La fin du « containment » vis-à-vis de l’Iran ?
Pour Ahmad Salamatian, l’« objectif, c’est la réinsertion de l’Iran dans la communauté internationale. Ils faisaient une analyse qu’on avait essayée pendant plusieurs décennies : cantonner l’Iran dans une certaine forme de quarantaine, ce que l’on appelait le » containment « , contenir l’Iran », juge Ahmad Salamatian. « Ce dossier nucléaire a permis aux adversaires de l’Iran islamique de le contenir dans une certaine zone à part [dans le statut] de paria, d’intouchable sur le plan international. »
L’ancien responsable politique iranien souligne également la musique sensiblement différente jouée par la France lors de ces derniers jours de négociations. « Si on se limite seulement à l’aspect nucléaire et la sauvegarde de non-prolifération, la position de la France a été depuis toujours une des positions les plus dures.
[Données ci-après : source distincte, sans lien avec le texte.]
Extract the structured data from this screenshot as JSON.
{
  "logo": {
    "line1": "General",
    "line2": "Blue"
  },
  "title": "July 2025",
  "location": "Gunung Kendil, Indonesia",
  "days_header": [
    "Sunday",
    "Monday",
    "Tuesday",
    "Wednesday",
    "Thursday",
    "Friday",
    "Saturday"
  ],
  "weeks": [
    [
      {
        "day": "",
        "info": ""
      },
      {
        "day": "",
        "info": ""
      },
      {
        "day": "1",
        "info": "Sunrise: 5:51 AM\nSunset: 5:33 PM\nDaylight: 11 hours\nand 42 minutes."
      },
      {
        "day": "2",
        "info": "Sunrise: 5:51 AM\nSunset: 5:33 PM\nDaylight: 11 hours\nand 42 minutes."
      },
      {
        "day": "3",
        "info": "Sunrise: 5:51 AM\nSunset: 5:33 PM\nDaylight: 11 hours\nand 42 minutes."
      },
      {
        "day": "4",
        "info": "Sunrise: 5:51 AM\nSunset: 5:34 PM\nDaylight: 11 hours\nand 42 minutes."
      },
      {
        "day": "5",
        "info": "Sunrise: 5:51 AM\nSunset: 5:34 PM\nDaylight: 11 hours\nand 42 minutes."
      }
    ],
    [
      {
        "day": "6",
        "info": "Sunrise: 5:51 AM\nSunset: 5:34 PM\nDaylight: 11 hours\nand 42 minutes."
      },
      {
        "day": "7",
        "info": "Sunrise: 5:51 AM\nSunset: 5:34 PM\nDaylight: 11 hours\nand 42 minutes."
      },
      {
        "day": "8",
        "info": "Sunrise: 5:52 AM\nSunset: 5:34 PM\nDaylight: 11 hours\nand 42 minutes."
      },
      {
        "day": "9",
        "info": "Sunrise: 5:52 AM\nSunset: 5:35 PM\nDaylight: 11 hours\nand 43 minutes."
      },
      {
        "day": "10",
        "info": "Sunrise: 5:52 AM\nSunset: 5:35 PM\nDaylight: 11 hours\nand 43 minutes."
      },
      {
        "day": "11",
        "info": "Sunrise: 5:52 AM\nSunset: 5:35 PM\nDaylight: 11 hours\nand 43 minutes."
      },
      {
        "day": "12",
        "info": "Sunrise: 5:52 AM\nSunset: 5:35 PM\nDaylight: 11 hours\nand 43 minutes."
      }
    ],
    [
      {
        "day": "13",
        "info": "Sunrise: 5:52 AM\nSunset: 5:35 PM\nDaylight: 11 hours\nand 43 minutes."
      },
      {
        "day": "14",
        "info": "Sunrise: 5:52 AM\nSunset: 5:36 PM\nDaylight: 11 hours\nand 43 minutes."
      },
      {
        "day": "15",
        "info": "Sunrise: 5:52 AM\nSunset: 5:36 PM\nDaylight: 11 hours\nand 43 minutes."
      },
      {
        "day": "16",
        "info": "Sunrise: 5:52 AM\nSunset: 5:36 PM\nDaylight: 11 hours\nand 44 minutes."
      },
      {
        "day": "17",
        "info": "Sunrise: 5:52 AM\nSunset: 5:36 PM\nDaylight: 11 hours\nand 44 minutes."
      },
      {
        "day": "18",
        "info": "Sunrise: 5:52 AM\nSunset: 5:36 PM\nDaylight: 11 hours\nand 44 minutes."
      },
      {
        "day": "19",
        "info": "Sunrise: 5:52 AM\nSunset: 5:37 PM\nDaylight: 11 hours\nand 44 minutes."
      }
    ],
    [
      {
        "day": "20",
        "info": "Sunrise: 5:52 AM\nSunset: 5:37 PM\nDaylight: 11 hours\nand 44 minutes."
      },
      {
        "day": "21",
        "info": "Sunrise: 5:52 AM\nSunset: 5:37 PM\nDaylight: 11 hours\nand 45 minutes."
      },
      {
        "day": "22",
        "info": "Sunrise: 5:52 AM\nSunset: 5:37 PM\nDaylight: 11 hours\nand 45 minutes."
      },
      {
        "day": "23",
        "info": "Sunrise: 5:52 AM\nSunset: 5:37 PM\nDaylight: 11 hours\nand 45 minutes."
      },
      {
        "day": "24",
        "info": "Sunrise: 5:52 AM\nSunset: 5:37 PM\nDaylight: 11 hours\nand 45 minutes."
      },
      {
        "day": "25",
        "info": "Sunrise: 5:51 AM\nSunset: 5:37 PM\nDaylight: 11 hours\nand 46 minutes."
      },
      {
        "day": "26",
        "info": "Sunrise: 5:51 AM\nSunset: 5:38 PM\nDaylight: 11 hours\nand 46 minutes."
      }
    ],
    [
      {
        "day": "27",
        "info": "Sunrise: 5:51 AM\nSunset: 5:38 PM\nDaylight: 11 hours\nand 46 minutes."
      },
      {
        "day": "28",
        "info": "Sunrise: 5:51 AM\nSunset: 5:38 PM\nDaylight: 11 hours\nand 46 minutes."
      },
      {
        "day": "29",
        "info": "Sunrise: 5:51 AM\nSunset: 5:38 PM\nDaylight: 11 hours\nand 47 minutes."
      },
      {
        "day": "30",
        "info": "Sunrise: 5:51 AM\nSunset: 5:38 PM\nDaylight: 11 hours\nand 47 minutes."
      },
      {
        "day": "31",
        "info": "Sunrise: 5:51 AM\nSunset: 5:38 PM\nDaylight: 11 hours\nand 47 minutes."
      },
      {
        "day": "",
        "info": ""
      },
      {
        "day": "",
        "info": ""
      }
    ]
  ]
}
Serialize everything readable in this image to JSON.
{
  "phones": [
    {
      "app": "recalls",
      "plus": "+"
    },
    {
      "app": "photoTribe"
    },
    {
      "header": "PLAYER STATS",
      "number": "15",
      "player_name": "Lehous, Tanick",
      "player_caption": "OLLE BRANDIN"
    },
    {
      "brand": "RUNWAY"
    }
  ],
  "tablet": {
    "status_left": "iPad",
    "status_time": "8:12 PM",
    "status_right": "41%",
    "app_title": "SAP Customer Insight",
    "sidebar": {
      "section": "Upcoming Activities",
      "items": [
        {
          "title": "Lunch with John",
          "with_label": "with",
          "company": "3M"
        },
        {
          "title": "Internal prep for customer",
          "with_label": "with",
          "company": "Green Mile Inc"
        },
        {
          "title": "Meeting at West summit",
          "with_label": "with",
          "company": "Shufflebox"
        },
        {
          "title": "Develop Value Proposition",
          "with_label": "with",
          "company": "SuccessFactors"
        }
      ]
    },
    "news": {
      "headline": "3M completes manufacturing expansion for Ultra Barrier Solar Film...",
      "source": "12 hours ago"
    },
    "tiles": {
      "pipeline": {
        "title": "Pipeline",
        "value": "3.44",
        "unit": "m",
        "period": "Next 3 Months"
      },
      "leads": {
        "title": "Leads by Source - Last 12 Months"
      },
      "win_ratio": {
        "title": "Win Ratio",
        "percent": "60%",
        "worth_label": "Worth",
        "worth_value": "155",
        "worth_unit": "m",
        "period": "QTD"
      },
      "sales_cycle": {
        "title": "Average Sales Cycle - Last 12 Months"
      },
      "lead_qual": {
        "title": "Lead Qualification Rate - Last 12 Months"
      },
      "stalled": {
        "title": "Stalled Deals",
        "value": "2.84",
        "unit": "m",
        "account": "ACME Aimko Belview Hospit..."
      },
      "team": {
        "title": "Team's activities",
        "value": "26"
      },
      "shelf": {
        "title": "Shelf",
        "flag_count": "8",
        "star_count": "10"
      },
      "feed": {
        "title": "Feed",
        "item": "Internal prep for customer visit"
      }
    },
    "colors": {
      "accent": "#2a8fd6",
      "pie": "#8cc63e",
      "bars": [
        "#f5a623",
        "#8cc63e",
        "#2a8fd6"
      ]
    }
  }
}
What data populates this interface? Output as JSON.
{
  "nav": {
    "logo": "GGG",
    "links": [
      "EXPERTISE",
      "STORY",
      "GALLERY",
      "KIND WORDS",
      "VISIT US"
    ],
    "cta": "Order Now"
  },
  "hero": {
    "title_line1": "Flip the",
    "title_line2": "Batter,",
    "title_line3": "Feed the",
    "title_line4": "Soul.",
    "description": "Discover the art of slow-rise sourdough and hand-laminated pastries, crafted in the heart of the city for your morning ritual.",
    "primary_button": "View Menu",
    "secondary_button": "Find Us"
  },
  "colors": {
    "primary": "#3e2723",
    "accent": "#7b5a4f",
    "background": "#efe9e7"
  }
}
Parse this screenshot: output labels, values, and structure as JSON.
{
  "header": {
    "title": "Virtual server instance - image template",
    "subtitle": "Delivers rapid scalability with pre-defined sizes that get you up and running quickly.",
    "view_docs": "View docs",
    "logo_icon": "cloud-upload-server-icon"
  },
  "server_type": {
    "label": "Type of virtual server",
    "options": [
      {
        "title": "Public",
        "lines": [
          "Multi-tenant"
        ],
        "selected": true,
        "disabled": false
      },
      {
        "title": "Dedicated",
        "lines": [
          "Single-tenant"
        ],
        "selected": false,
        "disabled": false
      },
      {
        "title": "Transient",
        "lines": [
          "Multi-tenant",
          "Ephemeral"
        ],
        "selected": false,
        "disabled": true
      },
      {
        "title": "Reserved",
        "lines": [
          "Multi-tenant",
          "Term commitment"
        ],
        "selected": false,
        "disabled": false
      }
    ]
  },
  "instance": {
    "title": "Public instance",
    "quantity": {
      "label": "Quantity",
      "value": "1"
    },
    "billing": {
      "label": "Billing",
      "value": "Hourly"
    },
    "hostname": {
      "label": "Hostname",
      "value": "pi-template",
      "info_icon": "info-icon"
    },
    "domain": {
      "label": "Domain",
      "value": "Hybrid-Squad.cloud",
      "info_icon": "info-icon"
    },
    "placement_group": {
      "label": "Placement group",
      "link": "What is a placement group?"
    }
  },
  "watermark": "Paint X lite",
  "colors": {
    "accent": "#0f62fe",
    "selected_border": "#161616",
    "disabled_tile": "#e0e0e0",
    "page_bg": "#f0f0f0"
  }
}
Et la France a maintenu ce cap. Sur ça, en France, il y a une certaine forme d’unanimité qui dépasse la gauche et la droite », commente-t-il.
Pour lui, cette posture s’explique parce que la France, « frère cadet des membres du Conseil de sécurité qui ont l’arme nucléaire », voit cette position aux Nations unies comme « une sorte de privilège » qui permet de « réglementer les relations internationales ». Pour autant, « le résultat, c’est que même en traînant les pieds la France a cautionné l’accord », constate Ahmad Salamatian, qui estime que Paris entend apparaitre comme « une puissance qui essaierait d’être beaucoup plus méticuleuse sur le respect des engagements des uns et des autres jusqu’à l’accord définitif, fin juin ».